Welcome to ESTorch’s documentation!¶

estorch.estorch.rank_transformation(rewards)[source]¶

Applies rank transformation to the returns.

Examples

>>> rewards = [-123, -50, 3, -5, 20, 10, 100]
>>> estorch.rank_transformation(rewards)
array([-0.5       , -0.33333333,  0.        , -0.16666667,  0.33333333,
        0.16666667,  0.5       ])

class estorch.VirtualBatchNorm(num_features, eps=1e-05)[source]¶

Applies Virtual Batch Normalization over a 4D input (a mini-batch of 2D inputs with additional channel dimension) as described in paper Improved Techniques for Training GANs: https://arxiv.org/abs/1606.03498

\[y = \frac{x - \mathrm{E}[x_\text{ref}]}{ \sqrt{\mathrm{Var}[x_\text{ref}] + \epsilon}} * \gamma + \beta\]

VirtualBatchNorm requires two forward passes. First one is to calculate mean and variance over a reference batch and second is to calculate the actual output.

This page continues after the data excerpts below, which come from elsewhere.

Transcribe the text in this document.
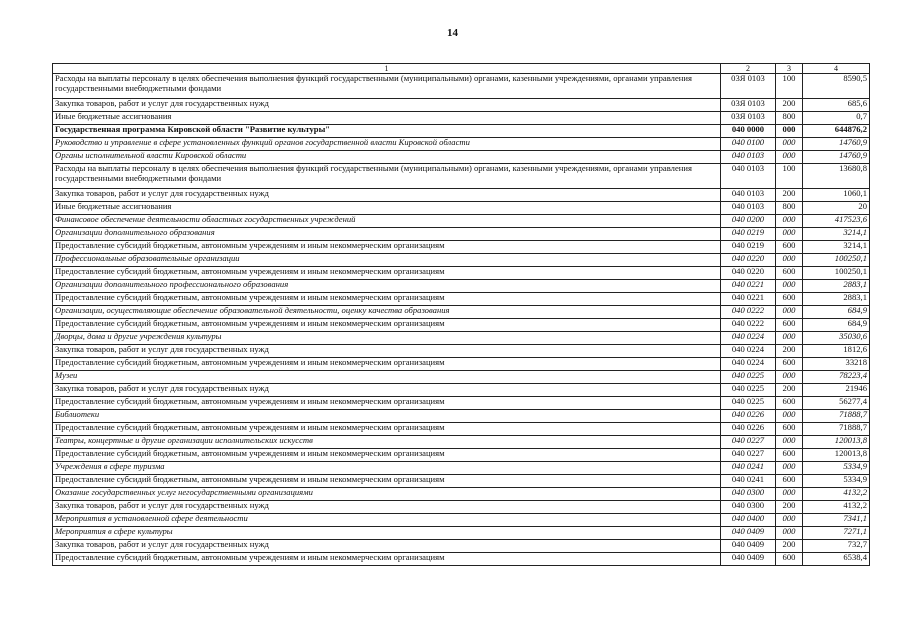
14
1	2	3	4
Расходы на выплаты персоналу в целях обеспечения выполнения функций государственными (муниципальными) органами, казенными учреждениями, органами управления государственными внебюджетными фондами	03Я 0103	100	8590,5
Закупка товаров, работ и услуг для государственных нужд	03Я 0103	200	685,6
Иные бюджетные ассигнования	03Я 0103	800	0,7
Государственная программа Кировской области "Развитие культуры"	040 0000	000	644876,2
Руководство и управление в сфере установленных функций органов государственной власти Кировской области	040 0100	000	14760,9
Органы исполнительной власти Кировской области	040 0103	000	14760,9
Расходы на выплаты персоналу в целях обеспечения выполнения функций государственными (муниципальными) органами, казенными учреждениями, органами управления государственными внебюджетными фондами	040 0103	100	13680,8
Закупка товаров, работ и услуг для государственных нужд	040 0103	200	1060,1
Иные бюджетные ассигнования	040 0103	800	20
Финансовое обеспечение деятельности областных государственных учреждений	040 0200	000	417523,6
Организации дополнительного образования	040 0219	000	3214,1
Предоставление субсидий бюджетным, автономным учреждениям и иным некоммерческим организациям	040 0219	600	3214,1
Профессиональные образовательные организации	040 0220	000	100250,1
Предоставление субсидий бюджетным, автономным учреждениям и иным некоммерческим организациям	040 0220	600	100250,1
Организации дополнительного профессионального образования	040 0221	000	2883,1
Предоставление субсидий бюджетным, автономным учреждениям и иным некоммерческим организациям	040 0221	600	2883,1
Организации, осуществляющие обеспечение образовательной деятельности, оценку качества образования	040 0222	000	684,9
Предоставление субсидий бюджетным, автономным учреждениям и иным некоммерческим организациям	040 0222	600	684,9
Дворцы, дома и другие учреждения культуры	040 0224	000	35030,6
Закупка товаров, работ и услуг для государственных нужд	040 0224	200	1812,6
Предоставление субсидий бюджетным, автономным учреждениям и иным некоммерческим организациям	040 0224	600	33218
Музеи	040 0225	000	78223,4
Закупка товаров, работ и услуг для государственных нужд	040 0225	200	21946
Предоставление субсидий бюджетным, автономным учреждениям и иным некоммерческим организациям	040 0225	600	56277,4
Библиотеки	040 0226	000	71888,7
Предоставление субсидий бюджетным, автономным учреждениям и иным некоммерческим организациям	040 0226	600	71888,7
Театры, концертные и другие организации исполнительских искусств	040 0227	000	120013,8
Предоставление субсидий бюджетным, автономным учреждениям и иным некоммерческим организациям	040 0227	600	120013,8
Учреждения в сфере туризма	040 0241	000	5334,9
Предоставление субсидий бюджетным, автономным учреждениям и иным некоммерческим организациям	040 0241	600	5334,9
Оказание государственных услуг негосударственными организациями	040 0300	000	4132,2
Закупка товаров, работ и услуг для государственных нужд	040 0300	200	4132,2
Мероприятия в установленной сфере деятельности	040 0400	000	7341,1
Мероприятия в сфере культуры	040 0409	000	7271,1
Закупка товаров, работ и услуг для государственных нужд	040 0409	200	732,7
Предоставление субсидий бюджетным, автономным учреждениям и иным некоммерческим организациям	040 0409	600	6538,4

Parameters:	num_features – \(C\) from an expected input of size \((N, C, H, W)\) eps – a value added to the denominator for numerical stability. Default: 1e-5

class estorch.ES(policy, agent, optimizer, population_size, sigma=0.01, device=device(type='cpu'), policy_kwargs={}, agent_kwargs={}, optimizer_kwargs={})[source]¶

Classic Evolution Strategy Algorithm. It optimizes given policy for the max reward return. For example usage refer to https://github.com/goktug97/estorch/blob/master/examples/cartpole_es.py

\[\nabla_{\theta} \mathbb{E}_{\epsilon \sim N(0, I)} F(\theta+\sigma \epsilon)=\frac{1}{\sigma} \mathbb{E}_{\epsilon \sim N(0, I)}\{F(\theta+\sigma \epsilon) \epsilon\}\]

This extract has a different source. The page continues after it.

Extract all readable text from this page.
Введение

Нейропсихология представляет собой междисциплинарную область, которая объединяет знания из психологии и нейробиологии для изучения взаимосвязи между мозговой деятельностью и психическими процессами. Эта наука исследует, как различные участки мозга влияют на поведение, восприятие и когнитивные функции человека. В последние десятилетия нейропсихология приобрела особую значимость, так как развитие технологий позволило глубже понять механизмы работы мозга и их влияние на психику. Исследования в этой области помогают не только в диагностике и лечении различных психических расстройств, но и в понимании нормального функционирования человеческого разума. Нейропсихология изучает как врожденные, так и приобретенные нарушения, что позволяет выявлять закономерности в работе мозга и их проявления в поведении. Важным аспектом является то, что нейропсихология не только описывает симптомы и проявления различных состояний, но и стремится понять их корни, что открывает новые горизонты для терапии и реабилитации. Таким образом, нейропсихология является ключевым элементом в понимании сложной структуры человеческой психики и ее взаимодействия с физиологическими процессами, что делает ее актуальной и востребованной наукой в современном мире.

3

Evolution Strategies as a Scalable Alternative to Reinforcement Learning: https://arxiv.org/abs/1703.03864

Parameters:

policy – PyTorch Module. Should be passed as a class.
agent – Policy will be optimized to maximize the output of this class’s rollout function. For an example agent class refer to; https://github.com/goktug97/estorch/blob/master/examples/cartpole_es.py Should be passed as a class.
optimizer – Optimizer that will be used to update parameters of the policy. Any PyTorch optimizer can be used. Should be passed as a class.
population_size –
Population size of the evolution strategy.

Note

if you are using multiprocessing make sure population_size is multiple of n_proc
sigma – Standart Deviation to use while sampling the generation from the policy.
device –
Torch device

Note

For every process a target network will be created to use during rollout. That is why I don’t recommend use of torch.device('cuda').
policy_kwargs – This dictionary of arguments will passed to the policy during initialization.
agent_kwargs – This dictionary of arguments will passed to the agent during initialization.
optimizer_kwargs – This dictionary of arguments will passed to the optimizer during initialization.

Variables:

policy – Each step this policy is optimized. Only in master process.
optimizer – Optimizer that is used to optimize the policy. Only in master process.
agent – Used for rollout in each processes.
n_parameters – Number of trainable parameters of the policy.
best_reward – Best reward achived during the training.
episode_reward – Reward of the policy after the optimization.
best_policy_dict – PyTorch state_dict of the policy with the highest reward.
population_returns – Current population’s rewards.
population_parameters – Parameter vectors of the current population.

log()[source]¶

log function is called after every optimization step. This function can be used to interract with the model during the training. By default its contents are:

print(f'Step: {self.step}')
print(f'Episode Reward: {self.episode_reward}')
print(f'Max Population Reward: {np.max(self.population_returns)}')
print(f'Max Reward: {self.best_reward}')

For example usage; https://github.com/goktug97/estorch/blob/master/examples/early_stopping.py

terminate()[source]¶: Terminates the training and sends terminate signal to other processes.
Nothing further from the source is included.